While FBG may be a useful biomarker when considering endoluminal therapy for those with CLI, several important questions are not answered. First, it is unclear whether using FBG as a biomarker correlates with outcomes in open bypass or in more extensive arterial endoluminal interventions than just infrapopliteal procedures. The anatomic differences and therapeutic ways to approach the disease may be quite different, including different biomarker prognostication. ² Second, it is not detailed whether the group of patients with higher FBG simply had more severe tissue loss or uncontrolled infection than others, as the Rutherford scale may be somewhat subjective. This is a potential confounder which would render these data less important. For example, an active, poorly controlled infection may render blood glucose harder to control than a small ulcer with chronic osteomyelitis, and thus FBG may simply be a surrogate for more advanced tissue loss; even with similar Rutherford scores, as shown in this study. Thus, the severity of tissue loss and degree of CLI itself may portend worsened long-term angioplasty success. Although the glycated hemoglobin was higher in the group with a higher FBG, this difference was not clinically very great, suggesting that underlying poorly controlled diabetes was not to blame for the patency differences found. Third, there are no data on the patient’s periprocedural treatment of hyperglycemia; was this acted upon, or simply measured? Last, true acute limb ischemia usually does not manifest with the need for infrapopliteal interventions but rather larger vessel thrombectomy. It is not clear why these patients were included in this cohort given the stress response associated with acute limb ischemia, and whether they were evenly distributed.

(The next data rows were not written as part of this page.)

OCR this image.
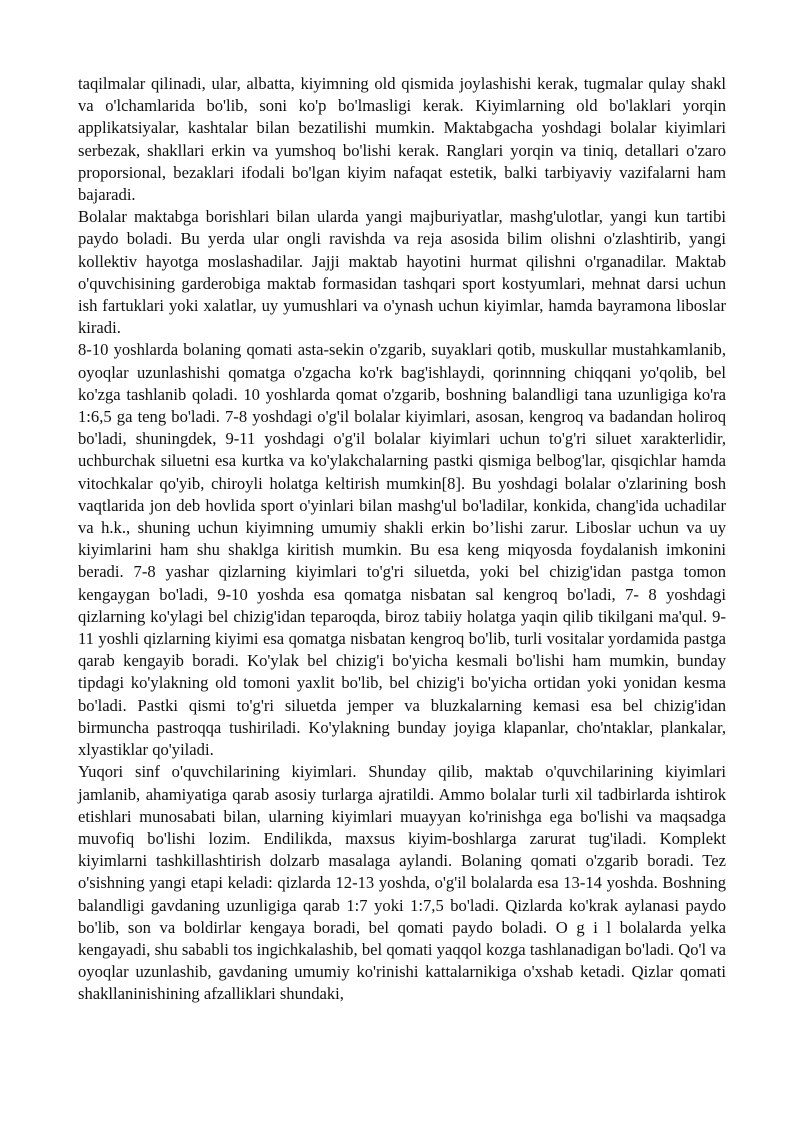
taqilmalar qilinadi, ular, albatta, kiyimning old qismida joylashishi kerak, tugmalar qulay shakl va o'lchamlarida bo'lib, soni ko'p bo'lmasligi kerak. Kiyimlarning old bo'laklari yorqin applikatsiyalar, kashtalar bilan bezatilishi mumkin. Maktabgacha yoshdagi bolalar kiyimlari serbezak, shakllari erkin va yumshoq bo'lishi kerak. Ranglari yorqin va tiniq, detallari o'zaro proporsional, bezaklari ifodali bo'lgan kiyim nafaqat estetik, balki tarbiyaviy vazifalarni ham bajaradi.

Bolalar maktabga borishlari bilan ularda yangi majburiyatlar, mashg'ulotlar, yangi kun tartibi paydo boladi. Bu yerda ular ongli ravishda va reja asosida bilim olishni o'zlashtirib, yangi kollektiv hayotga moslashadilar. Jajji maktab hayotini hurmat qilishni o'rganadilar. Maktab o'quvchisining garderobiga maktab formasidan tashqari sport kostyumlari, mehnat darsi uchun ish fartuklari yoki xalatlar, uy yumushlari va o'ynash uchun kiyimlar, hamda bayramona liboslar kiradi.

8-10 yoshlarda bolaning qomati asta-sekin o'zgarib, suyaklari qotib, muskullar mustahkamlanib, oyoqlar uzunlashishi qomatga o'zgacha ko'rk bag'ishlaydi, qorinnning chiqqani yo'qolib, bel ko'zga tashlanib qoladi. 10 yoshlarda qomat o'zgarib, boshning balandligi tana uzunligiga ko'ra 1:6,5 ga teng bo'ladi. 7-8 yoshdagi o'g'il bolalar kiyimlari, asosan, kengroq va badandan holiroq bo'ladi, shuningdek, 9-11 yoshdagi o'g'il bolalar kiyimlari uchun to'g'ri siluet xarakterlidir, uchburchak siluetni esa kurtka va ko'ylakchalarning pastki qismiga belbog'lar, qisqichlar hamda vitochkalar qo'yib, chiroyli holatga keltirish mumkin[8]. Bu yoshdagi bolalar o'zlarining bosh vaqtlarida jon deb hovlida sport o'yinlari bilan mashg'ul bo'ladilar, konkida, chang'ida uchadilar va h.k., shuning uchun kiyimning umumiy shakli erkin bo’lishi zarur. Liboslar uchun va uy kiyimlarini ham shu shaklga kiritish mumkin. Bu esa keng miqyosda foydalanish imkonini beradi. 7-8 yashar qizlarning kiyimlari to'g'ri siluetda, yoki bel chizig'idan pastga tomon kengaygan bo'ladi, 9-10 yoshda esa qomatga nisbatan sal kengroq bo'ladi, 7- 8 yoshdagi qizlarning ko'ylagi bel chizig'idan teparoqda, biroz tabiiy holatga yaqin qilib tikilgani ma'qul. 9-11 yoshli qizlarning kiyimi esa qomatga nisbatan kengroq bo'lib, turli vositalar yordamida pastga qarab kengayib boradi. Ko'ylak bel chizig'i bo'yicha kesmali bo'lishi ham mumkin, bunday tipdagi ko'ylakning old tomoni yaxlit bo'lib, bel chizig'i bo'yicha ortidan yoki yonidan kesma bo'ladi. Pastki qismi to'g'ri siluetda jemper va bluzkalarning kemasi esa bel chizig'idan birmuncha pastroqqa tushiriladi. Ko'ylakning bunday joyiga klapanlar, cho'ntaklar, plankalar, xlyastiklar qo'yiladi.

Yuqori sinf o'quvchilarining kiyimlari. Shunday qilib, maktab o'quvchilarining kiyimlari jamlanib, ahamiyatiga qarab asosiy turlarga ajratildi. Ammo bolalar turli xil tadbirlarda ishtirok etishlari munosabati bilan, ularning kiyimlari muayyan ko'rinishga ega bo'lishi va maqsadga muvofiq bo'lishi lozim. Endilikda, maxsus kiyim-boshlarga zarurat tug'iladi. Komplekt kiyimlarni tashkillashtirish dolzarb masalaga aylandi. Bolaning qomati o'zgarib boradi. Tez o'sishning yangi etapi keladi: qizlarda 12-13 yoshda, o'g'il bolalarda esa 13-14 yoshda. Boshning balandligi gavdaning uzunligiga qarab 1:7 yoki 1:7,5 bo'ladi. Qizlarda ko'krak aylanasi paydo bo'lib, son va boldirlar kengaya boradi, bel qomati paydo boladi. O g i l bolalarda yelka kengayadi, shu sababli tos ingichkalashib, bel qomati yaqqol kozga tashlanadigan bo'ladi. Qo'l va oyoqlar uzunlashib, gavdaning umumiy ko'rinishi kattalarnikiga o'xshab ketadi. Qizlar qomati shakllaninishining afzalliklari shundaki,
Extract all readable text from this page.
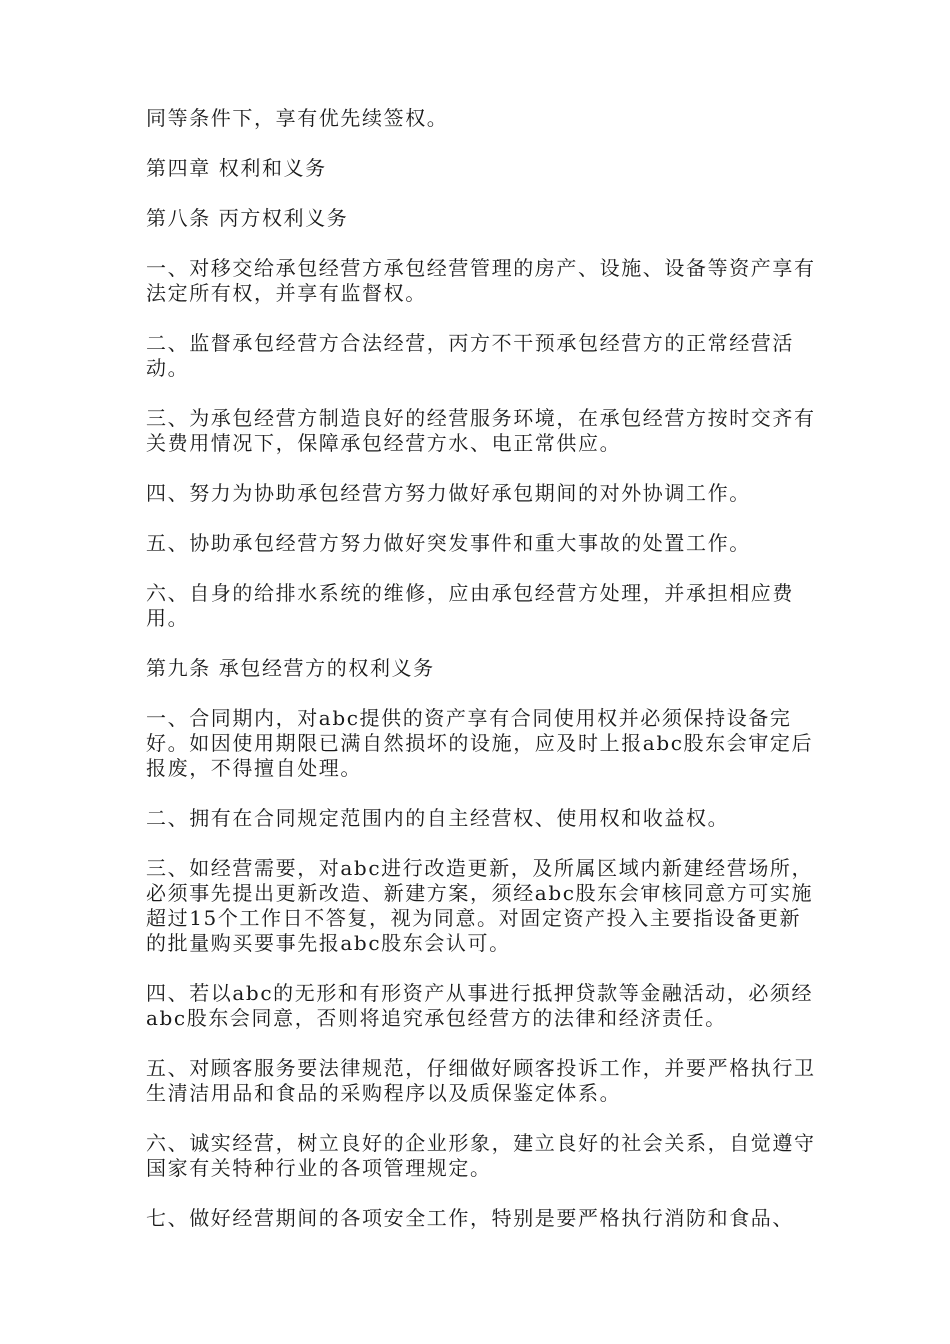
同等条件下，享有优先续签权。

第四章 权利和义务

第八条 丙方权利义务

一、对移交给承包经营方承包经营管理的房产、设施、设备等资产享有法定所有权，并享有监督权。

二、监督承包经营方合法经营，丙方不干预承包经营方的正常经营活动。

三、为承包经营方制造良好的经营服务环境，在承包经营方按时交齐有关费用情况下，保障承包经营方水、电正常供应。

四、努力为协助承包经营方努力做好承包期间的对外协调工作。

五、协助承包经营方努力做好突发事件和重大事故的处置工作。

六、自身的给排水系统的维修，应由承包经营方处理，并承担相应费用。

第九条 承包经营方的权利义务

一、合同期内，对abc提供的资产享有合同使用权并必须保持设备完好。如因使用期限已满自然损坏的设施，应及时上报abc股东会审定后报废，不得擅自处理。

二、拥有在合同规定范围内的自主经营权、使用权和收益权。

三、如经营需要，对abc进行改造更新，及所属区域内新建经营场所，必须事先提出更新改造、新建方案，须经abc股东会审核同意方可实施超过15个工作日不答复，视为同意。对固定资产投入主要指设备更新的批量购买要事先报abc股东会认可。

四、若以abc的无形和有形资产从事进行抵押贷款等金融活动，必须经abc股东会同意，否则将追究承包经营方的法律和经济责任。

五、对顾客服务要法律规范，仔细做好顾客投诉工作，并要严格执行卫生清洁用品和食品的采购程序以及质保鉴定体系。

六、诚实经营，树立良好的企业形象，建立良好的社会关系，自觉遵守国家有关特种行业的各项管理规定。

七、做好经营期间的各项安全工作，特别是要严格执行消防和食品、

The pathophysiology of diabetes-related peripheral artery disease (PAD) is not well understood. Certainly, the distribution of anatomical lesions is different to that in non-diabetics, with infrapopliteal disease more common. The histopathology varies, and may be less calcific and more fibrotic, particularly in the younger patient. Basic investigations into this process have shown that hyperglycemia and decreased nitric oxide may drive the pathology, at the endothelial cellular level. ³ More work is needed, and reasonably good rodent models now exist for type I and type II diabetes, revealing the interesting effects of insulin on post-injury vascular responses. ⁴ It would have been interesting to see if the FBG correlated with C-reactive protein or brain natriuretic peptide levels, or other markers of inflammation such as interleukin-6. This could be pursued in a prospective design, or with a registry.

The paper by Singh and colleagues also underscores the idea of managing PAD in a comprehensive, multi-therapeutic manner – similar to type I diabetes ⁵ – even when diabetes is not present. Single medication or procedural interventions on patients with PAD is short sighted as there are multiple factors that affect the overall outcomes of these patients, as well as the procedural outcomes. Aggressive medical therapy empirically makes sense for these patients to have well-controlled hypertension (often neglected), tight blood sugar control, hyperlipidemic management, as well as antiplatelet therapy. While no effect on outcomes was reported in this study, only 66–71% of patients were on a statin, and only 56–59% of patients were on an angiotensin-converting enzyme (ACE) inhibitor. ¹ Control of these risk factors is even more important in those patients who have very advanced atherosclerosis, of which the infrapopliteal tibial vascular bed is reflective.